Mamá nunca dejó que tratáramos a los familiares de papá, y por esa razón es hasta ahora que rebaso el medio siglo, me he enterado de que, por el lado paterno, desciendo de una serie de escritores que se remonta a la época de la Primera Guerra Mundial. A quien conocí de ellos es a un primo hermano de mi padre, que es sacerdote jesuita y se llama Carlos González Salas, cronista de la ciudad de Tampico. Mi papá era de allá.


Con mi padre también estoy resentida. Entre otras cosas, porque por un lado, me decía que era inteligente, que podía tener, dicho con sus palabras, “una cultura humanística padre”, pero por otro lado, me golpeaba cuando no daba una en matemáticas. A veces hasta creo que le hubiera frustrado que alguna vez sacara una calificación decente en esa materia, porque entonces, no habría motivo o más bien pretexto para los golpes.


Otra cosa que no pude entender sino hasta hoy, fue que no nos rescatara, ni a mis hermanos ni a mí, de las garras de mamá. Y lo escribo así, porque así lo vivimos. Un médico psiquiatra le dijo que su esposa tenía esquizofrenia y que lo más conveniente era que se divorciara, le quitara la patria potestad sobre nosotros y que la dejara, que nos llevara consigo a otro lado a iniciar una nueva vida y no lo hizo. Argumentó que “no podía hacerle esa jijez a una pobre mujer que estaba hospitalizada”, y con ello nos condenó, a mis hermanos y a mí, a una vida de sinrazón que no teníamos por qué padecer.


Con los años entendí que el verdadero motivo que tuvo para ello fue que, afectivamente, no éramos sus hijos, sino “el pinche ganado de la buscona esa”, que se le había entregado antes del matrimonio para poder titularse de cirujana dentista, cosa que la abuela y las tías no le podían o no le quisieron ayudar a costear. Él fue el amante patrocinador de la segunda mitad de su carrera y fue motivo más que suficiente para que los parientes políticos, es decir los abuelos paternos y por ende los demás, no nos aceptaran.

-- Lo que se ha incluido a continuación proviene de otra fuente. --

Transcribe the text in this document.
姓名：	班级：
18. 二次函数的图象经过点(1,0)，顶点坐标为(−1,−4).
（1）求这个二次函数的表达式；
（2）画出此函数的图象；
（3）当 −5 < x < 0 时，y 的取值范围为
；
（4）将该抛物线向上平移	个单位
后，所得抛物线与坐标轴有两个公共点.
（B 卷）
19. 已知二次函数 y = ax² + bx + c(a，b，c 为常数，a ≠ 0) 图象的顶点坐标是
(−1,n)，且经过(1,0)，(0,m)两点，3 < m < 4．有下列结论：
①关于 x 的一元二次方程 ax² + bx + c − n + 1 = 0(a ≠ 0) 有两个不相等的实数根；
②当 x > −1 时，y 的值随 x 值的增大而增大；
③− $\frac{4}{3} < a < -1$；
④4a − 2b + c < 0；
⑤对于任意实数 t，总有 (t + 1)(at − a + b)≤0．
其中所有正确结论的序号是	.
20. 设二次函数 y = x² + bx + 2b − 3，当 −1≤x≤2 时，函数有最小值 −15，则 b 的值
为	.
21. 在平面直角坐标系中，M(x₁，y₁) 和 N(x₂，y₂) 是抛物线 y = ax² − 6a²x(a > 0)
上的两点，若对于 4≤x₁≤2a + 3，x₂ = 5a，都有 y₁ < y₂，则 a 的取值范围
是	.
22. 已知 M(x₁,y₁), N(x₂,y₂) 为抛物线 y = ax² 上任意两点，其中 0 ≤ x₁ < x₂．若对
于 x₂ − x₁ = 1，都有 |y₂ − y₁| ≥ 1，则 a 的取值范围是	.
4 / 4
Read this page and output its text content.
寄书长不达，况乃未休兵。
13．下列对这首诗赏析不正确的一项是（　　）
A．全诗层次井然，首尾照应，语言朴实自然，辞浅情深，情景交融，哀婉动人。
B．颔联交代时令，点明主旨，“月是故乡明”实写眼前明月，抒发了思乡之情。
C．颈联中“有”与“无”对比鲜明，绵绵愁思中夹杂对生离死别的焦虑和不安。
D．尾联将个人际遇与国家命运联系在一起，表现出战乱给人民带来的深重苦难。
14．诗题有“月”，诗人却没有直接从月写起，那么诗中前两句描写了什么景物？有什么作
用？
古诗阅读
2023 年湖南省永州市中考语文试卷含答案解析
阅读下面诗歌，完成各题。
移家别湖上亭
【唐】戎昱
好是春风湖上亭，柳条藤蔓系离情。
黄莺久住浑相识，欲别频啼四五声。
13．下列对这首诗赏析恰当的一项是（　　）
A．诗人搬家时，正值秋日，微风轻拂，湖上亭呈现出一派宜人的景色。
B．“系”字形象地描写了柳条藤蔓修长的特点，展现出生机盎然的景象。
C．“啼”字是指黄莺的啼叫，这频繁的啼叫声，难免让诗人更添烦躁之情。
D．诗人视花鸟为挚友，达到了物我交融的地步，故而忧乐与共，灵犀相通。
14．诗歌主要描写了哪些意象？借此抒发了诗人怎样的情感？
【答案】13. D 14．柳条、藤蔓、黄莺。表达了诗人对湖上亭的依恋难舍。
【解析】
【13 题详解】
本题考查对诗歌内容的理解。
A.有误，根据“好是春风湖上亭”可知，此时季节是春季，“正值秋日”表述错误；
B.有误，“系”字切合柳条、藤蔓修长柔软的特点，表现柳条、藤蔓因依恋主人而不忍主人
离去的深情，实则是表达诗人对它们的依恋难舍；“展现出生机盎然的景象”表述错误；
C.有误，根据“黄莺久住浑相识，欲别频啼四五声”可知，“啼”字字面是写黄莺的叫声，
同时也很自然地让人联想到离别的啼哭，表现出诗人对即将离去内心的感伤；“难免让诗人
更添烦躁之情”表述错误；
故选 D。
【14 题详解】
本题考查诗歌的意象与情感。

Mamá fue díscola. Ante nosotros se presentaba con un aire de superioridad, de rigor moral a toda prueba, de ejemplo de mujer liberada y feminista, que tenía una profesión y que al mismo tiempo se desempeñaba como esposa, madre y ama de casa, ¡la gran admirable! ¡Chiflaba, bailaba y cantaba al mismo tiempo! 


Hoy puedo contemplar que esos aires de grandeza nada más transmitían un mensaje: “A ustedes no les importa lo que yo haya tenido que hacer para ganarme mi título, pero sí van a pagar los platos rotos de todas las broncas que tuve por eso y que no supe resolver.” Para ella tampoco fuimos sus hijos, sino más bien la secuela de una chamba desagradable que tuvo que hacer para subir, de ser la simple hija de una fritanguera, a ser toda una profesional, ¡en un trabajo que allá, en la España antigua, ejecutaba cualquier pinchurriento barbero! ¡La cenicienta grotesca!


Verla así, como princesa de pacotilla, o como mala persona, me ayuda a sobrevivir, pero también me ha impedido recordar que de niña ganó un concurso literario. El libro que obtuvo de premio lo conservaba como uno de sus bienes más queridos.